Adoptive cellular therapies have shown enormous potential, but are complicated by personalization. Because of HLA mismatch, rejection of transferred T cells frequently occurs, compromising the T-cell graft's functionality. This obstacle has led to the development of human leukocyte antigen (HLA) knock-out (KO) T cells as universal donor cells. Whether such editing directly affects T-cell functionality remains poorly understood. In addition, HLA KO T cells are susceptible to missing-self recognition through NK cells and lack of canonical HLA class I expression may represent a safety hazard. Engineering of non-canonical HLA molecules could counteract NK cell recognition, but further complicates the generation of cell products. We here show that HLA KO does not alter T-cell functionality in vitro and in vivo.

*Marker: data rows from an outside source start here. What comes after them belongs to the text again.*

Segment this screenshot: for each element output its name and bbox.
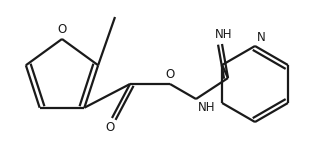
Text: O: O (57, 23, 67, 36)
Text: NH: NH (198, 101, 215, 114)
Text: O: O (106, 121, 115, 134)
Text: NH: NH (215, 28, 233, 41)
Text: O: O (165, 68, 175, 81)
Text: N: N (257, 31, 266, 44)
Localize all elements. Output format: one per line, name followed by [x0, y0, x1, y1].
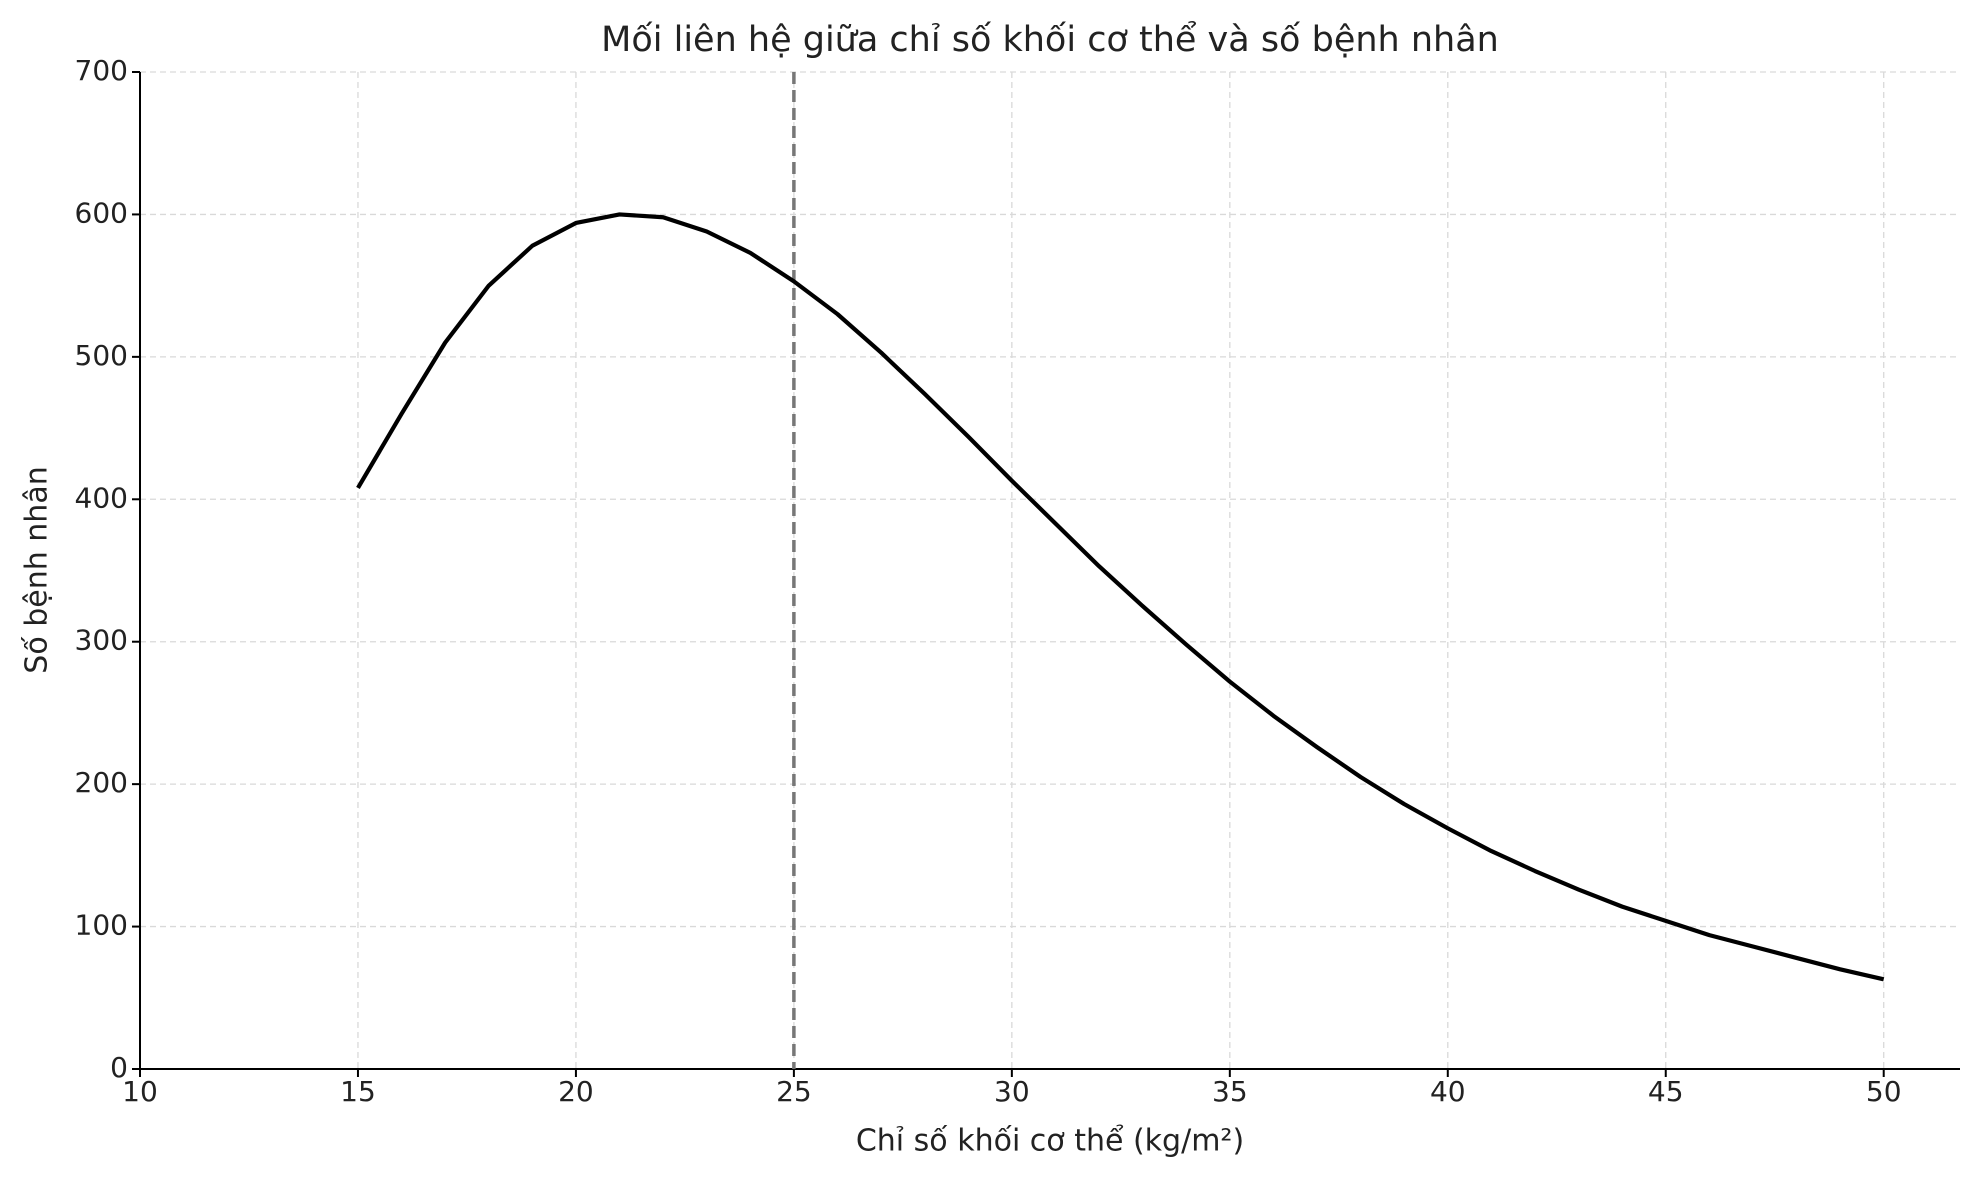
y-tick-label: 700	[75, 54, 128, 87]
x-tick-label: 50	[1866, 1075, 1902, 1108]
y-tick-label: 300	[75, 624, 128, 657]
y-tick-label: 200	[75, 766, 128, 799]
x-axis-label: Chỉ số khối cơ thể (kg/m²)	[856, 1123, 1244, 1159]
x-tick-label: 35	[1212, 1075, 1248, 1108]
x-tick-label: 40	[1430, 1075, 1466, 1108]
x-tick-label: 25	[776, 1075, 812, 1108]
y-tick-label: 100	[75, 909, 128, 942]
x-tick-label: 45	[1648, 1075, 1684, 1108]
x-tick-label: 20	[558, 1075, 594, 1108]
x-tick-label: 15	[340, 1075, 376, 1108]
data-line	[356, 212, 1885, 982]
y-tick-label: 600	[75, 196, 128, 229]
chart-title: Mối liên hệ giữa chỉ số khối cơ thể và s…	[601, 19, 1499, 60]
y-axis-label: Số bệnh nhân	[20, 466, 55, 673]
y-tick-label: 400	[75, 481, 128, 514]
y-tick-label: 0	[110, 1051, 128, 1084]
x-tick-label: 30	[994, 1075, 1030, 1108]
y-tick-label: 500	[75, 339, 128, 372]
x-tick-label: 10	[122, 1075, 158, 1108]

While HLA KO abrogates allogeneic T-cell responses, it elicits NK-cell recognition. To circumvent this problem, we demonstrate that selective editing of individual HLA class I molecules in primary human T cells is possible. Such "HLA reduction" not only inhibits T-cell alloreactivity and NK-cell recognition simultaneously, but also preserves the T-cell graft's canonical HLA class I expression. In the presence of allogeneic T cells and NK cells, T cells with remaining expression of a single, matched HLA class I allele show improved functionality in vivo in comparison to conventional allogeneic T cells. Since reduction to only a few, most frequent HLA haplotypes would already be compatible with large shares of patient populations, this approach significantly extends the toolbox to generate broadly applicable cellular products.